The cars we loved.
The sport compact coupe market has always been a brutal one. The public, always finicky and forever chasing the next big thing will embrace the latest trend as fast as they trade in the last one. For Acura, its struggle was always to distinguish itself from its parent Honda in America. Never one to take too many chances, Acura design could be summed up in two words: tastefully conservative.
Every since the 90’s Integra’s quad bug-eyed headlights, the company seems to have been willing to take a few chances in hopes of becoming the fashion statement of the moment. While Acura was getting better at separating the TSX from the Accord, it would need to do more to separate the Integra further from the Civic. Honda’s versatile Civic was not the only possible conflict for the Integra as the Prelude was much closer in concept and price. The Acura name did little to convince some that the Integra was nothing more than a Civic in sexier sheet metal.

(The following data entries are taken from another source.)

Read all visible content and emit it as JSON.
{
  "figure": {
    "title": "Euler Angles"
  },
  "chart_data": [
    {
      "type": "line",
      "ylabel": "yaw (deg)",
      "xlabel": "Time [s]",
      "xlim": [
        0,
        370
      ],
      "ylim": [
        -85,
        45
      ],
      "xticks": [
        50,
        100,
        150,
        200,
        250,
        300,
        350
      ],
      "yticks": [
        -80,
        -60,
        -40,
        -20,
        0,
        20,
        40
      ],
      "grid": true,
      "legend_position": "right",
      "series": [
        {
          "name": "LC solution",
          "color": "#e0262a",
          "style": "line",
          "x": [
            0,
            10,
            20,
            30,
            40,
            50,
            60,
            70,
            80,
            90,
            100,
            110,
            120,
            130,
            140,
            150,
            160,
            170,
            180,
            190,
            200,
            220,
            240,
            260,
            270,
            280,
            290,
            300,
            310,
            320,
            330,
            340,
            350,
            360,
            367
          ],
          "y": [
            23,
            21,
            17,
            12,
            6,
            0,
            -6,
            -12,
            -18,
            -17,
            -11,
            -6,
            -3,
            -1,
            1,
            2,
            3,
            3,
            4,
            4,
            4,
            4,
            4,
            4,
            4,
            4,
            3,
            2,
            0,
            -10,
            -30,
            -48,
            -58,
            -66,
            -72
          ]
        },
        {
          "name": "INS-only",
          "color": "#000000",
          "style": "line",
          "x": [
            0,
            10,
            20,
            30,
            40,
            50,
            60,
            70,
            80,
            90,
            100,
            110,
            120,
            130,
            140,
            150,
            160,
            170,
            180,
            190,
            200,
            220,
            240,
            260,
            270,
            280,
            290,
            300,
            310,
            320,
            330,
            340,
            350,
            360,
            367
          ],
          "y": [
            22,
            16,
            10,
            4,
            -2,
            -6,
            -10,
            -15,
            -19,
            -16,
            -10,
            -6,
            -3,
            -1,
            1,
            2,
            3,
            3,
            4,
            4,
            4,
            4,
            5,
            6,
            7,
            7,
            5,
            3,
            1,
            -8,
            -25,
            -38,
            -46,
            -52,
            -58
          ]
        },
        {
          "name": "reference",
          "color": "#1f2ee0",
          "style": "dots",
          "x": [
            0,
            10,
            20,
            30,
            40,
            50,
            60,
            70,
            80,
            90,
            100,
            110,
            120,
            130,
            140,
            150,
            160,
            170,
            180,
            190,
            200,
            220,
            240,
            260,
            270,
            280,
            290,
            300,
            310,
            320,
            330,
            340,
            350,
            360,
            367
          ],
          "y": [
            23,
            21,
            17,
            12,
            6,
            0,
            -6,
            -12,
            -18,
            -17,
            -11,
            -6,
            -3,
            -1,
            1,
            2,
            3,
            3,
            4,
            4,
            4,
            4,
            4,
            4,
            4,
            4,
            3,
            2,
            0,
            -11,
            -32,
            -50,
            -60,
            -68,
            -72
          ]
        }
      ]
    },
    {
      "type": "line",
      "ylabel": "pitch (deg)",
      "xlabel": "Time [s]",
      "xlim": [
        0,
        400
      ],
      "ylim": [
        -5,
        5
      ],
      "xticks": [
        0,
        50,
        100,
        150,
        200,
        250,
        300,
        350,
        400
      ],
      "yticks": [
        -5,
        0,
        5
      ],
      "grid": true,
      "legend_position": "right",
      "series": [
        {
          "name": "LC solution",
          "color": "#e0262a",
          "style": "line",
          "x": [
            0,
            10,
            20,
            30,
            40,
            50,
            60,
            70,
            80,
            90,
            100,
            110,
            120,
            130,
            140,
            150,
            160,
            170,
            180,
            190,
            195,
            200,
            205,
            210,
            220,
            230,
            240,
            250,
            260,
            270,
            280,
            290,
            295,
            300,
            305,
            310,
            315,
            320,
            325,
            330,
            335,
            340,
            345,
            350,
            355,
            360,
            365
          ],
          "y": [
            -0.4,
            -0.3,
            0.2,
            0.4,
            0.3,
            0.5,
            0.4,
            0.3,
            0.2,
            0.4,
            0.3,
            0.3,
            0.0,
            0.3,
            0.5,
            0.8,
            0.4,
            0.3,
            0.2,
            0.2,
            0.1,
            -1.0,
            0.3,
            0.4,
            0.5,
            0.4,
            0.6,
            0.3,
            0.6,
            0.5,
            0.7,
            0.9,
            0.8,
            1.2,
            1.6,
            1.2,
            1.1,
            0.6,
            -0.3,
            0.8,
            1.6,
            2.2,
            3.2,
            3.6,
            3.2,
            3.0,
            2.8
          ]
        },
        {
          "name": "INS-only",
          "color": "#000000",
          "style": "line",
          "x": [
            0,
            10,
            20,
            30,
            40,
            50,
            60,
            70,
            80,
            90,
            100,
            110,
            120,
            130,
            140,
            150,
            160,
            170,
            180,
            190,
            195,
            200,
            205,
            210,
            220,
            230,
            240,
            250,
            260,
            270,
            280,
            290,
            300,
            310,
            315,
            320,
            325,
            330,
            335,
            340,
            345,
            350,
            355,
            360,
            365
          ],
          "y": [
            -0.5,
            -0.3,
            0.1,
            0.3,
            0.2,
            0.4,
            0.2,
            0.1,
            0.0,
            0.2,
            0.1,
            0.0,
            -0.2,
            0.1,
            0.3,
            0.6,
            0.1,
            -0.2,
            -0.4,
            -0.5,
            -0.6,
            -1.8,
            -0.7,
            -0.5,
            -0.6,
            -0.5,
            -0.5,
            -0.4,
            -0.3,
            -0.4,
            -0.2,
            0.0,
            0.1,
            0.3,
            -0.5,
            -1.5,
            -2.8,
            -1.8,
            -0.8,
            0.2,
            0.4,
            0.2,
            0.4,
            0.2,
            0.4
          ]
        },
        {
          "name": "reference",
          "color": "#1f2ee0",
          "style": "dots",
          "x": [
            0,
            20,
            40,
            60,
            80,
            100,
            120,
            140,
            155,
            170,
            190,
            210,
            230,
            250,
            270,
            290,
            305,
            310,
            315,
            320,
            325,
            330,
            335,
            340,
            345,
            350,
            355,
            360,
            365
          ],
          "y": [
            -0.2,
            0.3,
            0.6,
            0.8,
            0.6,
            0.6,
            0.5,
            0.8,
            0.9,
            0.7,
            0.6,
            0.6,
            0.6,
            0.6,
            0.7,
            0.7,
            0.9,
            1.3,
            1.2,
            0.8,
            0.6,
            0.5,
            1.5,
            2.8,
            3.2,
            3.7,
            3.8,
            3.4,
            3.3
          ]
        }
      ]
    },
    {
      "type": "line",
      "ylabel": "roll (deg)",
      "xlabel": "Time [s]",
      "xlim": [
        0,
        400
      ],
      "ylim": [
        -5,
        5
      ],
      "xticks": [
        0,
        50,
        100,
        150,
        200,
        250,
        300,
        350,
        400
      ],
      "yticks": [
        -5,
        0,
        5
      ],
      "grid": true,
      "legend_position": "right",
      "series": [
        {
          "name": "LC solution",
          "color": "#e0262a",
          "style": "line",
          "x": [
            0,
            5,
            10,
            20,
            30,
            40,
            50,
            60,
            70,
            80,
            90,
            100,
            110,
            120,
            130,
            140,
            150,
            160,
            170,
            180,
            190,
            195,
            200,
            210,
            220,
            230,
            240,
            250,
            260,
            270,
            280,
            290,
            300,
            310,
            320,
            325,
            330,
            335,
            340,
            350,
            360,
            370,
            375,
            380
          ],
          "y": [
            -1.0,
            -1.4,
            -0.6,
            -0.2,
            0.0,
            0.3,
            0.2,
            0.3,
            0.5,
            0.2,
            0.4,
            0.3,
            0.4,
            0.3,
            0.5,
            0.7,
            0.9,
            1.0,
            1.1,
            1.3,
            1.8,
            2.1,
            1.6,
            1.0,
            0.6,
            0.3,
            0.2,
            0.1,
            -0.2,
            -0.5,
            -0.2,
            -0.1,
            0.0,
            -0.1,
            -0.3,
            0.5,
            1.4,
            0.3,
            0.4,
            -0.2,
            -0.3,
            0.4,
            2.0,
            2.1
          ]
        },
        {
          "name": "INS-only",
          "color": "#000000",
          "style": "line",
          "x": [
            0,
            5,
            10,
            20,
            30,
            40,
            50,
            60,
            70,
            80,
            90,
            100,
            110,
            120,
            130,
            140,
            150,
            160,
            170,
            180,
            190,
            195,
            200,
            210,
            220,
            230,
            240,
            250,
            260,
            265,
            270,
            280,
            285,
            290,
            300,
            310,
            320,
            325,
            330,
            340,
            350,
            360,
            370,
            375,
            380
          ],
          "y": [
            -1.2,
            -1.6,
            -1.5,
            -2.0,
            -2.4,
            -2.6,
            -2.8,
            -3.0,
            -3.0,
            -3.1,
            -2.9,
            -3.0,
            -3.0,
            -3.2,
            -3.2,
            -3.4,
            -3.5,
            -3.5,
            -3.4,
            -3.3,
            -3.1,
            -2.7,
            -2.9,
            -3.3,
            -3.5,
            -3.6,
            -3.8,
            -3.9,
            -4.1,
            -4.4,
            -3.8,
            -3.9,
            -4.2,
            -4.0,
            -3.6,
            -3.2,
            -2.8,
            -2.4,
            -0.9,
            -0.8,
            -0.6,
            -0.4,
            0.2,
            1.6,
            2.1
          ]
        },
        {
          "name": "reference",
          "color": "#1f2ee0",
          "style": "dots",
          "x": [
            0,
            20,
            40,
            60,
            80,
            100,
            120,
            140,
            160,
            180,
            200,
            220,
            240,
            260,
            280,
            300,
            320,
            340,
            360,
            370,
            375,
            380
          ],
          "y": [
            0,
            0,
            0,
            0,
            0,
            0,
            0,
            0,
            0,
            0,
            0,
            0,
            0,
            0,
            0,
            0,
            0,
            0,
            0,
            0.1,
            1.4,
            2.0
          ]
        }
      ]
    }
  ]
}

After three generations of Integra in America, Acura decided to start over with a clean slate. The replacement, called the RSX (Rally Sportscar eXperimental) in America and still the Honda Integra elsewhere would still be based on the Honda Civic, but would clearly be more upmarket in its excucution. Honda, always governed by restraint would craft the RSX’s shape with a taunt purposeful stance. It appeared aggressive, but typically restrained – almost to the point of looking non descript. However, the Acura RSX would keep its flamboyance under the hood. Starting with the Si engine, a 2.0L all aluminum DOHC design that produced 160 hp.
In a time before turbos came to dominate smaller engines, Acura was using cutting edge technology to overcome the uneven torque curves of earlier VTEC systems. About two years after the base RSX appeared, the Type S model made its debut with a more powerful 2.0 with 200 hp. In Japan the Honda RSX was somewhat different, lighter, sometimes more powerful and with more options. All RSX or Integra would appear the same regardless of where sold. The base engine’s power rating would remain fixed while the Type-S would get a 10 hp boost to 210 in 2005.

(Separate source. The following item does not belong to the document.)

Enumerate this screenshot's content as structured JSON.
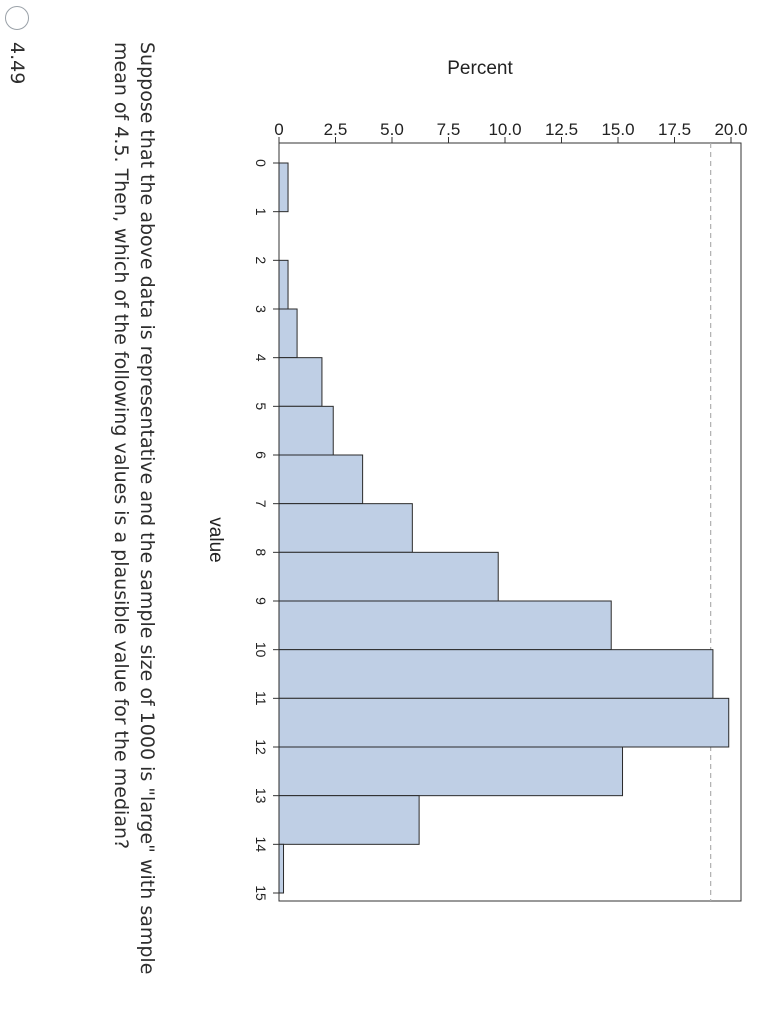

Immediately the RSX became an automotive journalist favorite in Type-S trim. While making appearances on multiple 10 Best lists, the RSX’s appeal with tuners and everyday drivers was stronger than ever. A sizable tuner aftermarket evolved, that rivaled that of the Civic.

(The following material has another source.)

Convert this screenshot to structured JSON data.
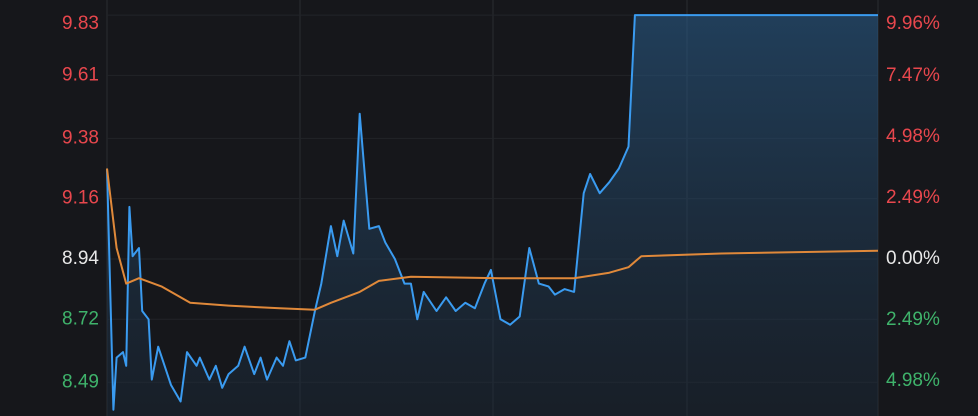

In the popular selling base model, it had procured a reputation as a comfortable riding small GT car with better than average reliability. Its high level of refinement was not unlike the outgoing Honda Prelude. With the Prelude gone, the RSX’s path was clearer. Its direct competition was dwindling too, with only the Toyota Celica matching its high quality and refinement at its price range.
The Celica could not match the RSX’s overall performance, but outsold it. While the RSX was never the fastest car off the line (0 to 60 at 7 seconds for the base model) its MacPherson strut and double wishbone suspension gave it race car like grip in a lightweight and tossible package. In a 2003 Car and Driver comparison test featuring the New Beetle Turbo, Tiburon GT V6, Eclipse GTS and Celica GTS, the ARS Type S beat them all in overall performance. The noisy cabin of the RSX was the only complaint.
Much like the Civic Si in its overall road manners, the RSX featured a more upmarket interior with better grade plastic, cloth and leather surfaces. The interior was also simple, giving it a kind of elegance missing in most compact sport coupes like the Eclipse or Colbalt. Three transmissions were available, a 5-speed sportshift auto or manual for the base model. The enthusiasts configuration of choice was a Type -S with a slick shifting six-speed manual. In the right hands the sprint to 60 could easily drop down to the low 6 second range.
The RSX never really seemed to fit into the Acura model mix, despite it being refined and quite capable. In a brand better suited for young executives and not tuner boys, the RSX was the odd car out, despite selling well for Acura because of its relative low price. While the RSX got younger buyers into Acura showrooms, it was not always the gateway to larger more expensive Acuras when the time came to trade up.
As the Civic inched up in refinement, content and performance it got closer to the RSX. Eventually it was close enough that in 2006, it was decided that the RSX would be discontinued. Acura would fill the entry-level void with its new ILX, ironically a sedan aimed at the RSX buyer who might have grown out of a coupe, but still wanted an entry-level drivers car.
In keeping with its upmarket image, the RSX got very few external changes. Spoliers, wheels and color options were the extent of most changes. Wheel sizes grew from 16 to 17 inch and on some models like the Type-S, a more aggressive ground effects package improved aerodynamics.
The RSX just might have been a bit ahead of its time, as near premium front wheel drive coupes are rare today. Anyone looking for an upmarket sport compact with just two doors would be hard press to find one with front wheel drive. Todays choices are likely to be back spinners like the Genisis Coupe or Mustang V6. Those cars are larger but comparing the RSX to the Scion TC or Hyundai Volster would seem just as much a mismatch.
The Civic has nearly evolved to where the RSX was from a packaging point of view. Its performance is already similar, if you don’t mind the Honda label.